Raka menjatuhkan diri. Pakaiannya ia biarkan kotor dan angin malam ia biarkan menerpa tubuhnya yang lelah.

"Berhari-hari gue nyari dia kemana-mana, gue cari tau penyebab dia menghilang apa padahal jawabannya gue simpen di kamar. Orang-orang yang waktu itu gue kenalin sama Sagara juga ternyata gak sebaik itu, Ju. Mereka juga lebih milih diem ketimbang ngomong sama gue,"

Makam yang sepi itu terasa sangat dingin apalagi malam juga sudah semakin larut. Penerangan hanya ada dari tiang-tiang lampu yang tertancap pada tanah.

"Gue boleh gak ikut lo aja? Nanti gue janji deh akan nurut sama bokap. Dia masih sering ketemu lo kan?"

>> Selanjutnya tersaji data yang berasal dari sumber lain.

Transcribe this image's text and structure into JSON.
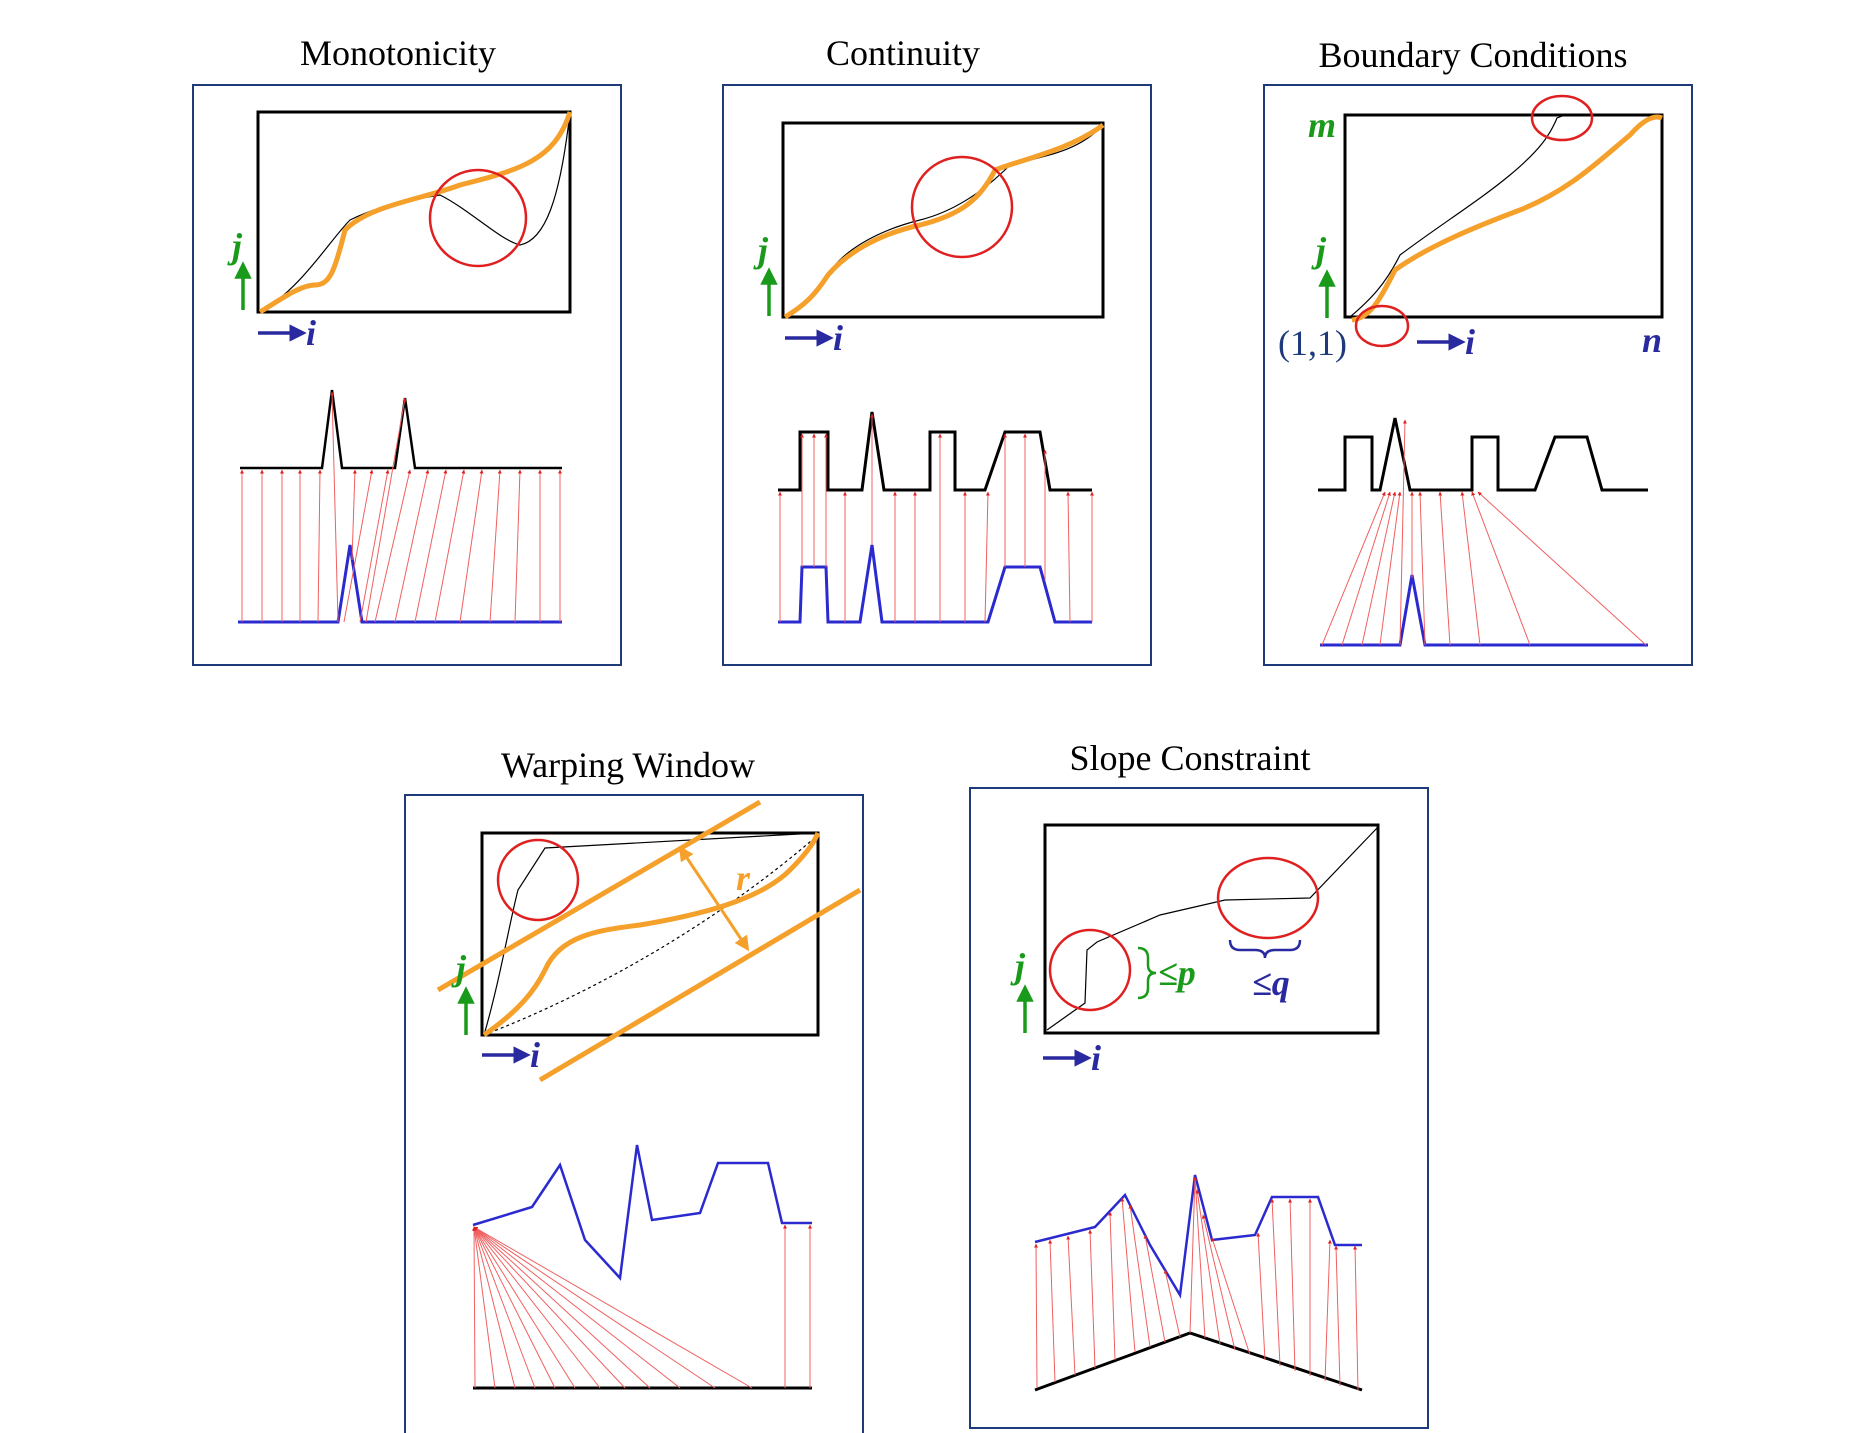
{
  "panels": {
    "monotonicity": {
      "title": "Monotonicity",
      "j_label": "j",
      "i_label": "i"
    },
    "continuity": {
      "title": "Continuity",
      "j_label": "j",
      "i_label": "i"
    },
    "boundary": {
      "title": "Boundary Conditions",
      "m_label": "m",
      "n_label": "n",
      "j_label": "j",
      "i_label": "i",
      "origin_label": "(1,1)"
    },
    "warping": {
      "title": "Warping Window",
      "r_label": "r",
      "j_label": "j",
      "i_label": "i"
    },
    "slope": {
      "title": "Slope Constraint",
      "p_label": "≤p",
      "q_label": "≤q",
      "j_label": "j",
      "i_label": "i"
    }
  },
  "colors": {
    "frame": "#1f3a7a",
    "path_orange": "#f5a02a",
    "circle_red": "#e02020",
    "series_blue": "#2a2ad0",
    "series_black": "#000000",
    "link_red": "#f06060",
    "label_green": "#1a9a1a",
    "label_blue": "#2a2aa0"
  }
}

Raka memejamkan mata. Menyambut kegelapan menelannya.

---

Tubuhnya terasa sakit luar biasa. Raka membuka mata perlahan untuk menyesuaikan cahaya yang menerpanya.

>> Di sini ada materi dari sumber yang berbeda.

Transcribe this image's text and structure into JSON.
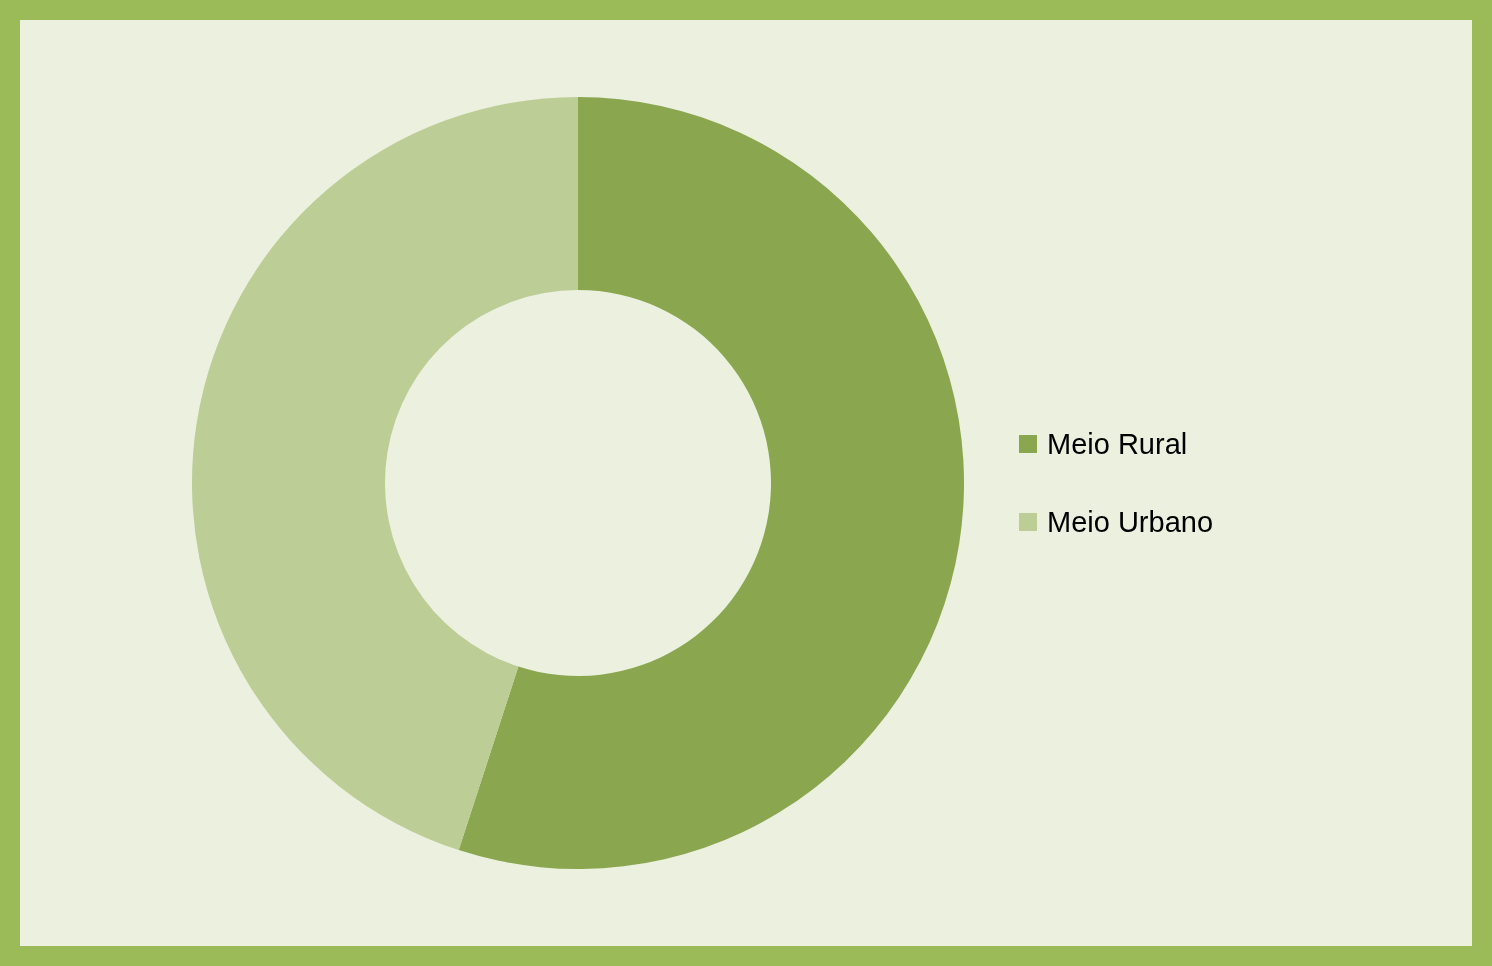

Pandangannya beredar menatap sekitar sebelum mengenali bahwa ini adalah kamarnya sendiri di kediaman Sanjaya. Ia menoleh pada seseorang yang kini menggenggam tangannya erat. Perempuan yang sudah lama tidak ia temui namun diam-diam selalu ia rindukan.

"Jangan begini, sayang."

Raka membuang wajah. Ia menarik tangannya dengan pelan.

"Oma mana?"

Perempuan itu menghela napas sebelum berdiri dan keluar dari kamarnya. Tidak lama kemudian, wanita yang ia cari datang dan langsung mengelus wajahnya.

"Raka mau apa, nak?"

Raka menoleh. Matanya langsung menemukan Diana yang menatapanya dengan lembut.

"Haus, oma."

Diana mengambil segelas air dan membantu laki-laki itu untuk minum. Lalu setelahnya merapikan selimut yang menutupi tubuh cucu laki-lakinya itu.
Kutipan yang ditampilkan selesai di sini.